Dentro da casa esvaziada, Maria Aparecida lembra do marido com muita saudade. “Um pai maravilhoso. Um avô excepcional. O neto era o companheiro dele. Um pai muito preocupado com todos os filhos”, disse.

Francisco Ferreira Filho
78 anos
Morreu no dia 3 de fevereiro de 2021
“Deu tudo o que tinha para família”. As palavras de Edneia de Sousa Batista, de 48 anos, definem quem foi Francisco em vida: um homem que cuidou e protegeu sua mulher e filhos. Casados durante 27 anos, Edneia afirma que o sentimento pelo marido será eterno. “O amor da gente é eterno e eu o amei muito. Nós dois nunca brigamos. Não tenho nada para reclamar”.
O ex-morador do Jardim Planalto, na região Leste de Franca, trabalhou como pedreiro e motorista. Nos últimos tempos, estava aposentado. Edneia o descreve como “uma pessoa alegre e excelente, que criou todos os filhos”. O “superpai” foi sempre presente na vida dos seis filhos: Paulo Sérgio, Zayner Matheus, Dionatan Iylon, Luís Candido, José Carlos e Ericson Sousa.

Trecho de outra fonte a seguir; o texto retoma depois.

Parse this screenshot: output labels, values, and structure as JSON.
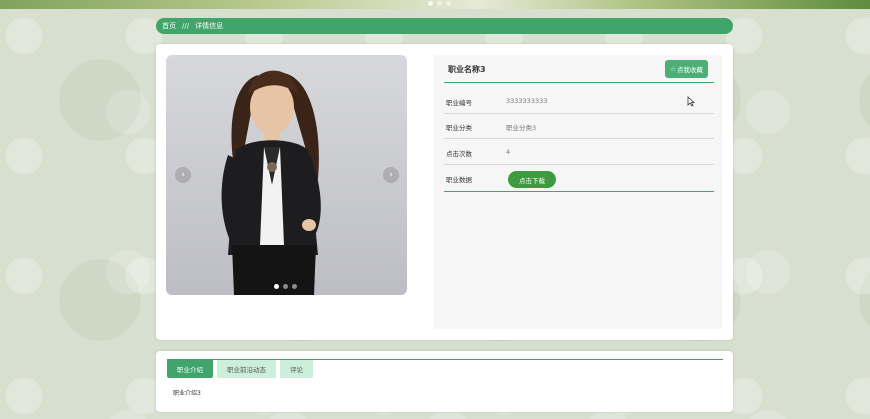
{
  "banner": {
    "dot_count": 3,
    "active_dot": 1
  },
  "breadcrumb": {
    "home": "首页",
    "separator": "///",
    "current": "详情信息"
  },
  "detail": {
    "title": "职业名称3",
    "favorite_label": "点我收藏",
    "rows": [
      {
        "key": "职业编号",
        "value": "3333333333"
      },
      {
        "key": "职业分类",
        "value": "职业分类3"
      },
      {
        "key": "点击次数",
        "value": "4"
      },
      {
        "key": "职业数据",
        "button": "点击下载"
      }
    ]
  },
  "carousel": {
    "prev_icon": "chevron-left-icon",
    "next_icon": "chevron-right-icon",
    "slides": 3,
    "active": 1
  },
  "tabs": {
    "items": [
      {
        "label": "职业介绍",
        "active": true
      },
      {
        "label": "职业前沿动态",
        "active": false
      },
      {
        "label": "评论",
        "active": false
      }
    ],
    "content": "职业介绍3"
  },
  "colors": {
    "accent": "#3fa56a",
    "download": "#3f9b3f",
    "tab_inactive": "#cdeedb"
  }
}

Ericson, de 28 anos, tem um carinho extra pelo pai. Francisco o adotou quando tinha dois anos de idade. Desde então, o laço afetivo entre pai e filho superou qualquer barreira sanguínea. “Sempre me tratou como filho dele, nunca me diferenciou dos outros, (éramos) todos iguais”.
O rapaz afirma que Francisco foi a melhor pessoa que conheceu. “Foi o melhor homem que conheci em minha vida! O melhor pai de todos! Ele não foi meu padrasto, mas sim, meu pai”.

Antonieta Rosa Borges de Camargo
71 anos
Morrei no dia 10 de fevereiro de 2021
Antonieta, ou ‘Tia Zizinha’, como era chamada, foi parte importante de muitas histórias ao longo da vida, especialmente de sua grande família. Vivia no bairro Vera Cruz, na zona Norte de Franca. Era mãe de cinco filhos (Marilaine, Marcelo, Marcos, Maurício e Magda), avó de oito netos e bisavó de cinco bisnetos. Viúva, por onde passou deixou “um legado de carinho, amor e respeito ao próximo”, lembra o sobrinho, Hevertom Talles Soterio.
Hevertom, de 24 anos, afirma que ela batalhou intensamente para vencer a batalha travada contra a doença. “Lutou até o último segundo. Infelizmente foi mais uma vítima da covid-19”. O GCN contou o drama vivido pela mulher que, na ocasião, esperou durante três dias por um leito de UTI (Unidade de Tratamento Intensivo).
“Faltam até palavras para descrever o quanto ela foi e é especial”, diz Hevertom. “Até breve, tia. Espero um dia nos reencontrar. Obrigado por tudo!”, finalizou.